5. Arbres, & hayes vives pour border un chemin. Il n'est pas toûjours nécessaire de soûtenir le chemin sur la rampe d'une montagne par des murs. Quelquefois le terrain de la montagne de luy même, est si aisé, qu'on peut facilement se passer d'un mur de soûtenement, en supposant dās le terrain de la montagne toute la largeur de la voye. Il est vrai que les pluyes éboulent les bords de ces sortes de routes, mais comme pour l'ordinaire, on les fait plus larges dans ces lieux, & que le terrain de la montagne n'y est pas ordinairement rapide, on ne craint guiéres pour l'avenir. Une haye vive, & des arbres plantéz à l'endroit du mur de soûtenement, conviendroient beaucoup aux passants, & rendoient toûjours la voye plus solide par leurs racines. La Figure 12, Planche 2, fait voir un profil de cette sorte de route.

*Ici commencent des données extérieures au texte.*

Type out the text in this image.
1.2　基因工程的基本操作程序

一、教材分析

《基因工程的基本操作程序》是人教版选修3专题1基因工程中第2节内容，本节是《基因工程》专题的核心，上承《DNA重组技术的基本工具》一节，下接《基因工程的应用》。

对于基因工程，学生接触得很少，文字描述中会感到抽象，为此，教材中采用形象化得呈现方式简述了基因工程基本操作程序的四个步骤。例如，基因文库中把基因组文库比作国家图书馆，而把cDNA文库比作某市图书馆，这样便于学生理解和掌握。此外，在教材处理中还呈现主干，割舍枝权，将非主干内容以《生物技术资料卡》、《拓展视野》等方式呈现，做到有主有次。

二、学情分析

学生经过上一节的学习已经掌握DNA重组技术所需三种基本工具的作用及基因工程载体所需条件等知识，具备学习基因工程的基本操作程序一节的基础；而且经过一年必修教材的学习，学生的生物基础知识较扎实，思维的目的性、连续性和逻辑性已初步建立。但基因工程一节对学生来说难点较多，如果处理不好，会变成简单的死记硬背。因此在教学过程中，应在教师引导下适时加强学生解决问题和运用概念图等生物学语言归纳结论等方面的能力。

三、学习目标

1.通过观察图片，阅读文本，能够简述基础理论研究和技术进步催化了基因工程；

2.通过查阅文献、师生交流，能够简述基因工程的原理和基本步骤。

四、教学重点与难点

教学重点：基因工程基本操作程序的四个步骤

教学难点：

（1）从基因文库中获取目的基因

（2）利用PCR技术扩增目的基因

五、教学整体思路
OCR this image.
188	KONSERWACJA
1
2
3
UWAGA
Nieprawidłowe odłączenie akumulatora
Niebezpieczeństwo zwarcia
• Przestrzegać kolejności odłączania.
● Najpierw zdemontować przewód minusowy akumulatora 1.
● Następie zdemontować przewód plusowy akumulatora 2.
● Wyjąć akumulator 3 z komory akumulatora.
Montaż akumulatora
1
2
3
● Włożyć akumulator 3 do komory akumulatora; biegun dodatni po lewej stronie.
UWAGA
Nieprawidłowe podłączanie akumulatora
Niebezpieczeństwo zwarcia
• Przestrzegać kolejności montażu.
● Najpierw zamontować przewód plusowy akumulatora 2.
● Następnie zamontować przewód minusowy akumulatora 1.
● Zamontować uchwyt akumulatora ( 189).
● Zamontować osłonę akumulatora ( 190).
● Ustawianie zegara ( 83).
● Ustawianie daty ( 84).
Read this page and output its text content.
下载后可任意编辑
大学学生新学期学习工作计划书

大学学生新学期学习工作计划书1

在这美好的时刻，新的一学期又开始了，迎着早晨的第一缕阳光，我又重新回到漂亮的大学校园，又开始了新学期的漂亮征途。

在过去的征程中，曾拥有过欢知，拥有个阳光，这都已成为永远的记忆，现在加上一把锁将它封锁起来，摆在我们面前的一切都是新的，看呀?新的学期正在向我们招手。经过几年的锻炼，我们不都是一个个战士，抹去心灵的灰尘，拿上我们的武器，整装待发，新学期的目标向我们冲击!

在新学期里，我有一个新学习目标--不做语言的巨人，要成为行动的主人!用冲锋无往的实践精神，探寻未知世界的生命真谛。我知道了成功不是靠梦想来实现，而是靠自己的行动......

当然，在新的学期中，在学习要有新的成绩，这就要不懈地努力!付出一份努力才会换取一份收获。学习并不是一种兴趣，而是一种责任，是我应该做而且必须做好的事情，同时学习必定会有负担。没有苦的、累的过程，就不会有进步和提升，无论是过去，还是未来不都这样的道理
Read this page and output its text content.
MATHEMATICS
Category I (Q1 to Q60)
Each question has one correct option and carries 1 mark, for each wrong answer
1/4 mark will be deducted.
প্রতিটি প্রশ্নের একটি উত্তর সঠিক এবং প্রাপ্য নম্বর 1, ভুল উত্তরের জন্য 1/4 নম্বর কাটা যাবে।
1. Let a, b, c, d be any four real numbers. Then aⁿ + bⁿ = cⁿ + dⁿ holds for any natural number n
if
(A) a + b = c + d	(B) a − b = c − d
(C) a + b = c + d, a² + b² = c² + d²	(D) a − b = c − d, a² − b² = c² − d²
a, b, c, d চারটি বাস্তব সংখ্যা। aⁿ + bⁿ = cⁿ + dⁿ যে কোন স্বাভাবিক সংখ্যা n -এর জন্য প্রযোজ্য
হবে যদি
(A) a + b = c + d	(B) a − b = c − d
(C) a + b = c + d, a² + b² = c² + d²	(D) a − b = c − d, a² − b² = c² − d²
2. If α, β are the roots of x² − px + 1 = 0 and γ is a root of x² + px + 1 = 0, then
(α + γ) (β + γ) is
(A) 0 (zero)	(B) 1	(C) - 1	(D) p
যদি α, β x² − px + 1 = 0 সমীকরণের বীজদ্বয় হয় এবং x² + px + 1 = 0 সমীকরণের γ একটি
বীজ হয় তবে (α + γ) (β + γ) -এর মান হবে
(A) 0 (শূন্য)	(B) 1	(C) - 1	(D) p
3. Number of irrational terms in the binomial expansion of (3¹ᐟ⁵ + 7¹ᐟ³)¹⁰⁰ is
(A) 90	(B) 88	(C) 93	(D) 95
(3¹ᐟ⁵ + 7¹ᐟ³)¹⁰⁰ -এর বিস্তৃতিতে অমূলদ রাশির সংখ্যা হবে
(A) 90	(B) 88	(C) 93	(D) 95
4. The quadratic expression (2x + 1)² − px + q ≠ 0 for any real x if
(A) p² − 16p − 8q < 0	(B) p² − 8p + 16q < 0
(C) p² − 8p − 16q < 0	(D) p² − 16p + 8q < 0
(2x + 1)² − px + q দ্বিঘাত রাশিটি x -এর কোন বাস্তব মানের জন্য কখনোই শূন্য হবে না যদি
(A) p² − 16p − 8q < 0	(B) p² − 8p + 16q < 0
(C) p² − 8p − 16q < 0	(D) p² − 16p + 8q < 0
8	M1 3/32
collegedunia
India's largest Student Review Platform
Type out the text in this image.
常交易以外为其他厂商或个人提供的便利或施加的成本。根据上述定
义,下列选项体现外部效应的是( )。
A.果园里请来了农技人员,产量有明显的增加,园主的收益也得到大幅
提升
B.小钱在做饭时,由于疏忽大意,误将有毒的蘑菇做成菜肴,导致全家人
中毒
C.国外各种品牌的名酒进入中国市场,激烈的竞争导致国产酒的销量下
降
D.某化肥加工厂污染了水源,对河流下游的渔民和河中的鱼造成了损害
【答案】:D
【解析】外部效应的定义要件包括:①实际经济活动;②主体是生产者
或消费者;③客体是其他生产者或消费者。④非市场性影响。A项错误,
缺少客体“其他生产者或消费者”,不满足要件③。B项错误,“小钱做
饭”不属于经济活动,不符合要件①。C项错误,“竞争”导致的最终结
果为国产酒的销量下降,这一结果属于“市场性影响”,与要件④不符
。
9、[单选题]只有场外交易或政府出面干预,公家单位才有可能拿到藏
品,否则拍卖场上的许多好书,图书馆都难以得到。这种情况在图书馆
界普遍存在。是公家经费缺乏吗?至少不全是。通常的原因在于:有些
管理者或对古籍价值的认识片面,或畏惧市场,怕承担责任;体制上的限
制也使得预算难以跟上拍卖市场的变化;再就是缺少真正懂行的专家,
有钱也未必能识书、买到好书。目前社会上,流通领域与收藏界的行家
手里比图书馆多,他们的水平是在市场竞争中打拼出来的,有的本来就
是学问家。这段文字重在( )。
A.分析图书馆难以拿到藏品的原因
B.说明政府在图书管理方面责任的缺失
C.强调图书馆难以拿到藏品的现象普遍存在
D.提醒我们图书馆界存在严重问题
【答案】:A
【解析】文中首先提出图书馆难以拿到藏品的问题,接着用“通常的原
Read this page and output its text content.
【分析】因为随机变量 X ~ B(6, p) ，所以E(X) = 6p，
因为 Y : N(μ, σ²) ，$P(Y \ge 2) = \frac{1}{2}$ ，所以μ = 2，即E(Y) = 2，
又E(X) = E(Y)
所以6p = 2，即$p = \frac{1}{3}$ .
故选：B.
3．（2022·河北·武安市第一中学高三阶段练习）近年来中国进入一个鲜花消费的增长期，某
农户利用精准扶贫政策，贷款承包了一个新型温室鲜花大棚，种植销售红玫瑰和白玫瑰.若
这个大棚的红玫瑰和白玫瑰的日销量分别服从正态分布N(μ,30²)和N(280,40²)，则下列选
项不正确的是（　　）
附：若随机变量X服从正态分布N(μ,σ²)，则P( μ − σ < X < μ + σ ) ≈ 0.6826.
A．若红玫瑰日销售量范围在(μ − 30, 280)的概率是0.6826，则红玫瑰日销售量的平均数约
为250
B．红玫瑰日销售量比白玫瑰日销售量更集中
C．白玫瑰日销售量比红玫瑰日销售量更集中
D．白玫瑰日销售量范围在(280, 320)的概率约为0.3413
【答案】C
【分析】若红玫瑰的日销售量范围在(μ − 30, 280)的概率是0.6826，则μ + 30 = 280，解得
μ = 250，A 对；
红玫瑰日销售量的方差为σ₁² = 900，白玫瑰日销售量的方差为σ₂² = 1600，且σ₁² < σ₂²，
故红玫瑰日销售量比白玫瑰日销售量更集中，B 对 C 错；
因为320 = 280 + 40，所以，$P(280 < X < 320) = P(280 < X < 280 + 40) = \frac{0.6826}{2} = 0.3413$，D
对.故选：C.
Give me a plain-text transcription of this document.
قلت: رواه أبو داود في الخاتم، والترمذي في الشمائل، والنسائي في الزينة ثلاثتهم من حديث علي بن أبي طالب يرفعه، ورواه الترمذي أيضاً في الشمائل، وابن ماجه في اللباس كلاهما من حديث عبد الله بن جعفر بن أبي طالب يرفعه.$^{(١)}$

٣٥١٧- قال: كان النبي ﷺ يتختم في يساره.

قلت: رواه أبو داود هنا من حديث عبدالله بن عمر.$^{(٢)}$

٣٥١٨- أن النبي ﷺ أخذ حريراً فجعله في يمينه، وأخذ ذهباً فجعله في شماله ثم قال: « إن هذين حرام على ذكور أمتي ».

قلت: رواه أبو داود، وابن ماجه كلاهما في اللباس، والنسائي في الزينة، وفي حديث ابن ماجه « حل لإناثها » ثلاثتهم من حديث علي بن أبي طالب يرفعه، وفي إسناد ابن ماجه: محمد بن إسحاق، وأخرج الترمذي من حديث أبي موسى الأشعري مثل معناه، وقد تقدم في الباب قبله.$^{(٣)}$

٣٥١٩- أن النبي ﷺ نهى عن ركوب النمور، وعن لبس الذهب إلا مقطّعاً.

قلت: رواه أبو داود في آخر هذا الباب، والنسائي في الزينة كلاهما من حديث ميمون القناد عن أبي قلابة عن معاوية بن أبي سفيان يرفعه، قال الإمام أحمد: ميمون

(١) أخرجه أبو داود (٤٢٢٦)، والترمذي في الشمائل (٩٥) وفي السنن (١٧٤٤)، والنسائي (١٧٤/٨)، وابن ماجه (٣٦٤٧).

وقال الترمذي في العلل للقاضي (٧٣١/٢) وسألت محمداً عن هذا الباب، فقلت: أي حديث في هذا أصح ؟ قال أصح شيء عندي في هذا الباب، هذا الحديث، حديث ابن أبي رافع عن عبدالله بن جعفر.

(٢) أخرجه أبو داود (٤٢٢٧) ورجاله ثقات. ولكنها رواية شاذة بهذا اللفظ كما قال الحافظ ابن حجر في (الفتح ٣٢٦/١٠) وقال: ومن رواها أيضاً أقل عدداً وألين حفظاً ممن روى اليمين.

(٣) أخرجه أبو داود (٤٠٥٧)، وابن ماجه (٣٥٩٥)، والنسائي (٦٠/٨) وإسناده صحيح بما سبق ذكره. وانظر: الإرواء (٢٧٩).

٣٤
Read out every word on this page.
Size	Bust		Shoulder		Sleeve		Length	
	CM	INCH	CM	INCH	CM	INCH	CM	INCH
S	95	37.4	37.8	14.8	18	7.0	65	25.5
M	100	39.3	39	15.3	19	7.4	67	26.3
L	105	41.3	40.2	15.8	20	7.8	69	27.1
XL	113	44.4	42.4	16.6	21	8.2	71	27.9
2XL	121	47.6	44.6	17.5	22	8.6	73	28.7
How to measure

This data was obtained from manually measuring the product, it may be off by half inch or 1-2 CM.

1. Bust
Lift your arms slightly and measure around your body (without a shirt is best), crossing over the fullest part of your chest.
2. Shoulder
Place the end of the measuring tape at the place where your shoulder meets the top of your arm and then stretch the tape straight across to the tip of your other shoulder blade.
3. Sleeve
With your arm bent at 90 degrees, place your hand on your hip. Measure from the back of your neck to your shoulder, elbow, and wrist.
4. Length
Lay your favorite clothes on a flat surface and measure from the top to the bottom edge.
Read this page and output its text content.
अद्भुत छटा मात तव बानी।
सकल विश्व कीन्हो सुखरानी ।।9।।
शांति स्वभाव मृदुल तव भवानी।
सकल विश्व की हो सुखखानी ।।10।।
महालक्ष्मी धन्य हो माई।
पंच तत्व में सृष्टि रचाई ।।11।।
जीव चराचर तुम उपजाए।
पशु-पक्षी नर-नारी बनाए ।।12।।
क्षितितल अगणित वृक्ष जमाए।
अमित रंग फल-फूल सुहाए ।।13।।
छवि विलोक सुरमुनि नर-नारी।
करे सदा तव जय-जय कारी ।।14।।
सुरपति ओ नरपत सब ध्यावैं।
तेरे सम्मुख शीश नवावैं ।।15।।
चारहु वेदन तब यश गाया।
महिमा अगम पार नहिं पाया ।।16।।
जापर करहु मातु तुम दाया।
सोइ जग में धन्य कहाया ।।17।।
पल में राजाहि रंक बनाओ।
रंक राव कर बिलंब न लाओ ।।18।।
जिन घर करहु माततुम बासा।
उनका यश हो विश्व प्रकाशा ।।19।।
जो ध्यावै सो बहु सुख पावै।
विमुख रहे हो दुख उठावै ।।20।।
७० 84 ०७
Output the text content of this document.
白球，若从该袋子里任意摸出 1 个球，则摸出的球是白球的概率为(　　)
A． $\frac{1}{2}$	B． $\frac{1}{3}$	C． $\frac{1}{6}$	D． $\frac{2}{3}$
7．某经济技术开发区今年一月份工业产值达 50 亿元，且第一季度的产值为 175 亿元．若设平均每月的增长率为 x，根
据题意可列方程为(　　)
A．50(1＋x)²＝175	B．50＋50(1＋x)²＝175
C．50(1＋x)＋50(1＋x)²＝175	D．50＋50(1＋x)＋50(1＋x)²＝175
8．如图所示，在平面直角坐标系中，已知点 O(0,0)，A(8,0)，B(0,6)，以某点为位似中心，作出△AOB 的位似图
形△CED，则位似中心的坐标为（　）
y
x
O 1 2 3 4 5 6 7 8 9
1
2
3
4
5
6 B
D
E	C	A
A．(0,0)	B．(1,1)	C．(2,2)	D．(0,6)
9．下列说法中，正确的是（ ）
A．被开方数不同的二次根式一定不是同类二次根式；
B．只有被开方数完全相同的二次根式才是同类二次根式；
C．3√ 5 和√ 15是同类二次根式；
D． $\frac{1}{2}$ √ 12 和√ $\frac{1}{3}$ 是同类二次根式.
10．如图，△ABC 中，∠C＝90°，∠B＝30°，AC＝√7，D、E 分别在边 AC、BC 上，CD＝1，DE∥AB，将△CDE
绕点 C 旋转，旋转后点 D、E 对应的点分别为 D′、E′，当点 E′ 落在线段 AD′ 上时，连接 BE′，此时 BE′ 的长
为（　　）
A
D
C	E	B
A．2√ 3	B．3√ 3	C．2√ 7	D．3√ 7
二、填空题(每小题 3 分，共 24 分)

6. chemin contre le roc sur un lieu inaccessible soûtenu par un mur à cintres. A la rencontre des rochers escarpés, on y pratique des ressauts, comme nous avons dit pour asseoir dessus la maçonnerie. Quelquefois la difficulté des lieux, ne demande pas qu'on agisse ainsi. Car les rochers se peuvent trouver si escarpéz en de certains endroits, qu'il ne faut pas penser à y placer de la maçonerie. Pour si impraticables que soient les lieux, ils ne les font pas toûjours si fort, qu'on n'y puisse établir des décharges, ou ceintres, qui portant d'un roc à l'autre, donnent le moyen d'y établir un mur de soûtenement. Les décharges sont tantôt égales, & tantôt inégales, comme la disposition du roc, sur lequel elles sont établies le peut permettre. La Figure 13. Planche 2. montre leur figure, & leur disposition.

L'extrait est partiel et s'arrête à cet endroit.